Thick. Fine. Healthy.

Getting Thick: Weekly Healthy Recipes Recap #6

THICK_ Weekly Healthy Recipes Recap 6

Last week’s healthy recipes were delicious, I’m so excited to share them!

Tofu with Strawberry and Arugula Salad and Strawberry Vinaigrette

via http://www.eatingwell.com/recipes/arugula_feta_salad.html

Let me start by saying I got this recipe mixed up with this one. The former was in this month’s issue of Eating Well magazine. The latter was the one I looked up to write my grocery list. Slight chaos ensued when I got ready to prep my salad.

This was my third time giving arugula a chance and I actually liked it! I left out the feta and added tofu. I love feta and goat cheese but wasn’t in the mood for either. Also, I didn’t add the optional sweetener when I made the vinaigrette. That was a bad idea. The next day, the garlic had taken over and NAW! Luckily I keep honey at work. Only honey could save my salad, and it did! Next time, I won’t add garlic.

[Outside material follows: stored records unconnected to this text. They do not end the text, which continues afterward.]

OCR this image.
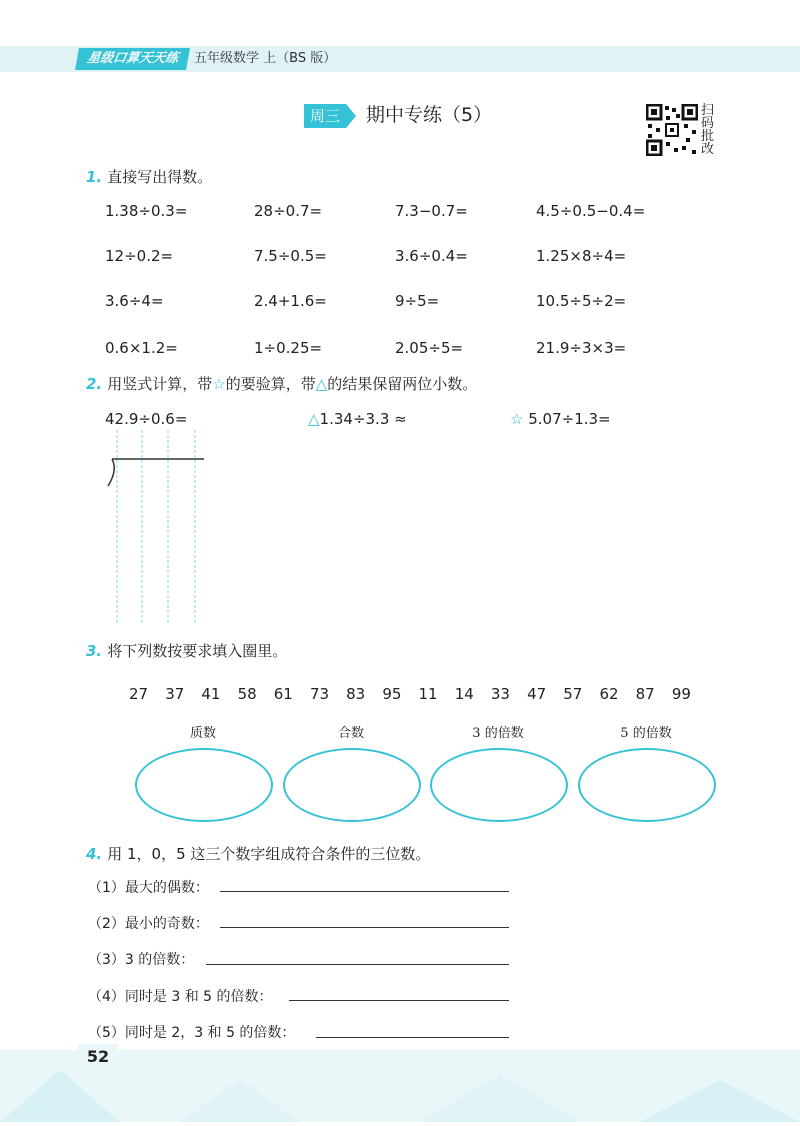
星级口算天天练	五年级数学 上（BS 版）
周三	期中专练（5）	扫码批改
1. 直接写出得数。
1.38÷0.3=	28÷0.7=	7.3−0.7=	4.5÷0.5−0.4=
12÷0.2=	7.5÷0.5=	3.6÷0.4=	1.25×8÷4=
3.6÷4=	2.4+1.6=	9÷5=	10.5÷5÷2=
0.6×1.2=	1÷0.25=	2.05÷5=	21.9÷3×3=
2. 用竖式计算，带☆的要验算，带△的结果保留两位小数。
42.9÷0.6=	△1.34÷3.3 ≈	☆ 5.07÷1.3=
3. 将下列数按要求填入圈里。
27 37 41 58 61 73 83 95 11 14 33 47 57 62 87 99
质数	合数	3 的倍数	5 的倍数
4. 用 1，0，5 这三个数字组成符合条件的三位数。
（1）最大的偶数：
（2）最小的奇数：
（3）3 的倍数：
（4）同时是 3 和 5 的倍数：
（5）同时是 2，3 和 5 的倍数：
52
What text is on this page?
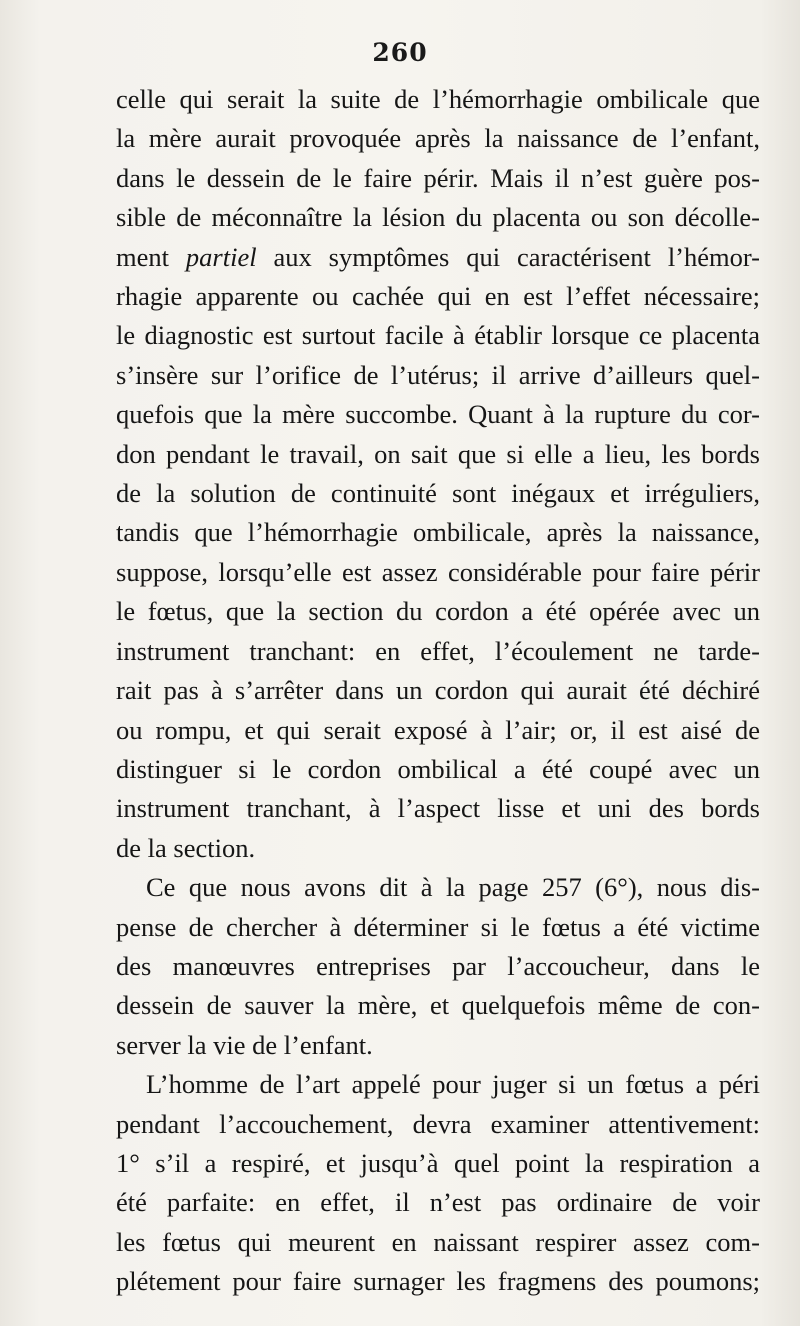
260
celle qui serait la suite de l’hémorrhagie ombilicale que
la mère aurait provoquée après la naissance de l’enfant,
dans le dessein de le faire périr. Mais il n’est guère pos-
sible de méconnaître la lésion du placenta ou son décolle-
ment partiel aux symptômes qui caractérisent l’hémor-
rhagie apparente ou cachée qui en est l’effet nécessaire;
le diagnostic est surtout facile à établir lorsque ce placenta
s’insère sur l’orifice de l’utérus; il arrive d’ailleurs quel-
quefois que la mère succombe. Quant à la rupture du cor-
don pendant le travail, on sait que si elle a lieu, les bords
de la solution de continuité sont inégaux et irréguliers,
tandis que l’hémorrhagie ombilicale, après la naissance,
suppose, lorsqu’elle est assez considérable pour faire périr
le fœtus, que la section du cordon a été opérée avec un
instrument tranchant: en effet, l’écoulement ne tarde-
rait pas à s’arrêter dans un cordon qui aurait été déchiré
ou rompu, et qui serait exposé à l’air; or, il est aisé de
distinguer si le cordon ombilical a été coupé avec un
instrument tranchant, à l’aspect lisse et uni des bords
de la section.
Ce que nous avons dit à la page 257 (6°), nous dis-
pense de chercher à déterminer si le fœtus a été victime
des manœuvres entreprises par l’accoucheur, dans le
dessein de sauver la mère, et quelquefois même de con-
server la vie de l’enfant.
L’homme de l’art appelé pour juger si un fœtus a péri
pendant l’accouchement, devra examiner attentivement:
1° s’il a respiré, et jusqu’à quel point la respiration a
été parfaite: en effet, il n’est pas ordinaire de voir
les fœtus qui meurent en naissant respirer assez com-
plétement pour faire surnager les fragmens des poumons;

Seared Scallops & Crispy Leeks with Mashed Potatoes and Sauteed Kale

via http://www.eatingwell.com/recipes/scallops_crispy_leeks.html

*body rolls* Mmmmmmmmm! I love scallops so I’m here for any recipe that uses them! I think I cut my leeks too thick because they didn’t get that crispy. They were still good though! Especially when eaten with the mashed potatoes or kale. The combination of textures was perfect! For the mashed potatoes, I used this recipe and used almond milk in place of buttermilk. For the sauteed kale, I used this recipe. I want to make this meal again, luckily dry sea scallops are expensive so I’m gonna chill….for now.

Mexican Rice and Black Beans with Roasted Vegetables and Sauteed Red Cabbage

via http://www.eatingwell.com/recipes/mexican_rice.html

This is the recipe I used for the rice. I’ve been planning to try wild rice and was finally going to go for it…until I realized how expensive it was. Maybe I’ll make it a goal gift! I used basmati rice instead (look me me combining cultures). I also didn’t add the frozen vegetables opting for black beans instead. I used this recipe to roast some sweet potatoes, red peppers, and onions. Then I sauteed the cabbage the same way I sauteed the kale (minus the garlic). I finished the rice with freshly squeezed lime juice! It was good but I think it would have been better if I had used the same spices from the roasted vegetables in the rice.

What healthy recipes are you having? Also, did you notice I had two vegan dishes last week? Nice!

Bonus Meal: Whole Wheat Waffle with Pure Maple Syrup

I used the same recipe as I did last week BUT I added more cinnamon and I just used maple syrup on top. Still needs more cinnamon. Or am I trying to make my waffles taste like french toast???